Retrieve all elements in Google Trends Data using selenium Python


I am trying to write a Python program to gather data from Google Trends (GT)- specifically, I want to automatically open URLs and access the specific values that are displayed in the title. I have written the code and i am able to scrape data successfully. But i compare the data returned by code and one present in the url, the results are only partially returned. For e.g. in the below image, the code returns the first title "Manchester United F.C. • Tottenham Hotspur F.C." But the actual website has 4 results "Manchester United F.C. • Tottenham Hotspur F.C. , International Champions Cup, Manchester ". google trends image

screenshot output of code

We have currently tried all all possible locate elements in a page but we are still unable to fund a fix for this. We didn't want to use scrapy or beautiful soup for this

    import pandas as pd
    import requests
    import re
    from bs4 import BeautifulSoup
    import time
    from selenium import webdriver

    links=["https://trends.google.com/trends/trendingsearches/realtime?geo=DE&category=s"] 

    for link in links:
        Title_temp=[]
        Titile=''
        seleniumDriver = r"C:/Users/Downloads/chromedriver_win32/chromedriver.exe" 
        chrome_options = Options()
        brow = webdriver.Chrome(executable_path=seleniumDriver, chrome_options=chrome_options)
        try:
            brow.get(link) ## getting the url
            try:
                content = brow.find_elements_by_class_name("details-top")
                for element in content:
                    Title_temp.append(element.text)    
                Title=' '.join(Title_temp)
            except:
                Title=''       
            brow.quit()

        except Exception as error:
            print error
            break

    Final_df = pd.DataFrame(
        {'Title': Title_temp
        })

Solution

  • From what I see, data is retrieved from an API endpoint you can call direct. I show how to call and then extract only the title (note more info is returned other than just title from API call).

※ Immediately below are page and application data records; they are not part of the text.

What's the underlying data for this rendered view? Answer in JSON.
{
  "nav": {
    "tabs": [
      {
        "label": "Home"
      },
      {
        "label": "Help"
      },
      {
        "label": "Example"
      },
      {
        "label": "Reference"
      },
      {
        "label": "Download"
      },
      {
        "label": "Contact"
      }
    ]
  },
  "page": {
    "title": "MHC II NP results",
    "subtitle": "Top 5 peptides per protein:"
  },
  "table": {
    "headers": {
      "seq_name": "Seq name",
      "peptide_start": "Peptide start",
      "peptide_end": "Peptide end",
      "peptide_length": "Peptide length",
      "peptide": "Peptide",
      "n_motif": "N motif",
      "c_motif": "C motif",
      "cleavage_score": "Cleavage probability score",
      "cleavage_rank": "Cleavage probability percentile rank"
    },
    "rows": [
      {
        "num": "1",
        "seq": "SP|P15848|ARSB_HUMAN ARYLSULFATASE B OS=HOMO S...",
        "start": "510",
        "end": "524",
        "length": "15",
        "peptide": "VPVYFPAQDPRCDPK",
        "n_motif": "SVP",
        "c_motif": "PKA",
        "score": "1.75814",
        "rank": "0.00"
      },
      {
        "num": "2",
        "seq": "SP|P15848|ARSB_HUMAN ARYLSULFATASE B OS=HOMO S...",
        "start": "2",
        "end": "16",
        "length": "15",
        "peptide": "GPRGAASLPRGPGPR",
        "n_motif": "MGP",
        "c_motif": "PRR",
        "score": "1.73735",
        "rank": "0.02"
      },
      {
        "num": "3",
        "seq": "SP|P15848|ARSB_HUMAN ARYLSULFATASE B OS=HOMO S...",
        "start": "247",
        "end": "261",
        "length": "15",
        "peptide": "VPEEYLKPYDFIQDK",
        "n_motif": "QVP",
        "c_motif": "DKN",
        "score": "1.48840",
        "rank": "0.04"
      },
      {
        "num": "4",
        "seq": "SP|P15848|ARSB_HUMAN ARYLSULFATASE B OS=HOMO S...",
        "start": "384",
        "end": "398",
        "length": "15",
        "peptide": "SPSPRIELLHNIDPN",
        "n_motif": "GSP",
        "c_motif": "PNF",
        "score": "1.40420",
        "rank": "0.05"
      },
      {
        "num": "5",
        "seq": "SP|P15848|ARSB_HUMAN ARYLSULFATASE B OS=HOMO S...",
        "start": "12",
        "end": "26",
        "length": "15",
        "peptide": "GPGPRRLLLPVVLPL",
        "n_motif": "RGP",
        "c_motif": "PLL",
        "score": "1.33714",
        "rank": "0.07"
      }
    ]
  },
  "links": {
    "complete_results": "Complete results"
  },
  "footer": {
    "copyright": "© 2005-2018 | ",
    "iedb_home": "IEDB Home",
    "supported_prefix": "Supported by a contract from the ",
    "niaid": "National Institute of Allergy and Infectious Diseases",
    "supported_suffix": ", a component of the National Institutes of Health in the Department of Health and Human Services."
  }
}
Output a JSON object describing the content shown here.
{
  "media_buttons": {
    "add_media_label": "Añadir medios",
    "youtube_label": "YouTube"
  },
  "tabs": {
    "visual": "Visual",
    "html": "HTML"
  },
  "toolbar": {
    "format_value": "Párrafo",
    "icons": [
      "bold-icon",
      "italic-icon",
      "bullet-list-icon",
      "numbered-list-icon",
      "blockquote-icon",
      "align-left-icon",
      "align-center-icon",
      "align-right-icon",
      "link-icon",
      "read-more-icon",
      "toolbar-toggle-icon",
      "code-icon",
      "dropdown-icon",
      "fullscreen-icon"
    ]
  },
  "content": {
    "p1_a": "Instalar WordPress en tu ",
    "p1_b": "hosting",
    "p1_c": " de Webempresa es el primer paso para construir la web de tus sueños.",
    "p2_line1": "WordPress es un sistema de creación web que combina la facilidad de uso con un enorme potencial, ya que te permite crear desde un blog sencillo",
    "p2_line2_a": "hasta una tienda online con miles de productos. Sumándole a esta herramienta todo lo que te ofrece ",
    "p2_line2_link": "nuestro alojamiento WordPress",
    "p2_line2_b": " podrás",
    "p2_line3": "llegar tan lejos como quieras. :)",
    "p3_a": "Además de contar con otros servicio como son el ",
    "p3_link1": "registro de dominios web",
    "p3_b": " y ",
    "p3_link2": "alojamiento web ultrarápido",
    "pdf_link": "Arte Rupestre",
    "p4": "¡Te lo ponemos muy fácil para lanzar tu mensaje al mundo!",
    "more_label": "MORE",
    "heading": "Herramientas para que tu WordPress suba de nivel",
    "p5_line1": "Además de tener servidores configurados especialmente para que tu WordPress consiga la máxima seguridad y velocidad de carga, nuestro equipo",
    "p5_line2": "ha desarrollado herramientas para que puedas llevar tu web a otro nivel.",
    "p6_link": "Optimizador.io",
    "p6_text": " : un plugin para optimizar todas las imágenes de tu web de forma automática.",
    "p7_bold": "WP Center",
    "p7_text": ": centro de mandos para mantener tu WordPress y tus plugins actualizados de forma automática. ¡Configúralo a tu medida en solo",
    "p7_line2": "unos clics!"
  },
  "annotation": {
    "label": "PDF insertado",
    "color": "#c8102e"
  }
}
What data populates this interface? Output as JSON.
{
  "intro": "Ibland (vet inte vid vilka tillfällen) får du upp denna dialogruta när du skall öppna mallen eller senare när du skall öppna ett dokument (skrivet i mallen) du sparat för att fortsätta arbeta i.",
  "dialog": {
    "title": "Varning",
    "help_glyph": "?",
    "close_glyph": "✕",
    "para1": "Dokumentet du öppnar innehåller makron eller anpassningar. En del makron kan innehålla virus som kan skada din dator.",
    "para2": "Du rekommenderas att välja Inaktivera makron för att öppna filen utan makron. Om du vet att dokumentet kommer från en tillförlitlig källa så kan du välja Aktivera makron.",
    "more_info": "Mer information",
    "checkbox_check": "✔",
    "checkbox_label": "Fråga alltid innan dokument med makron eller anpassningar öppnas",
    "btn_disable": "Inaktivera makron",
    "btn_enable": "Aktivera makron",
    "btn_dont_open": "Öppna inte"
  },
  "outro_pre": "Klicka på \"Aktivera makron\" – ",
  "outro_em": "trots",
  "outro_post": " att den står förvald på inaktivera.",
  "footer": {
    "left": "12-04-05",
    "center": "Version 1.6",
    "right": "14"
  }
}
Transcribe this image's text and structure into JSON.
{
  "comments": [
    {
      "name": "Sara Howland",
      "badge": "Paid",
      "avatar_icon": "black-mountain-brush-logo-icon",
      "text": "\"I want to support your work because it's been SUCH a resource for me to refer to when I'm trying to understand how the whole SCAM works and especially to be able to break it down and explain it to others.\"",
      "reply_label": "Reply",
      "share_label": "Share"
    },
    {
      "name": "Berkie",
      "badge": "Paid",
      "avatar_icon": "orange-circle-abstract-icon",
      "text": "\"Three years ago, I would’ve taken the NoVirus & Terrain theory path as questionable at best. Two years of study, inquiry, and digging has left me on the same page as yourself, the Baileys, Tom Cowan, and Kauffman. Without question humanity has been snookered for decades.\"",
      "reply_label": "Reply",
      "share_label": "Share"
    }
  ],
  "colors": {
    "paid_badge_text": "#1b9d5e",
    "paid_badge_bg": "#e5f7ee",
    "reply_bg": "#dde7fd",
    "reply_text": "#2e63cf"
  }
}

You can explore the breadth of what is returned (which includes article snippets, urls, image links etc) here.

    import requests
    import json
    
    r = requests.get('https://trends.google.com/trends/api/realtimetrends?hl=en-GB&tz=-60&cat=s&fi=0&fs=0&geo=DE&ri=300&rs=20&sort=0')
    data = json.loads(r.text[5:])
    titles = [story['title'] for story in data['storySummaries']['trendingStories']]
    print(titles)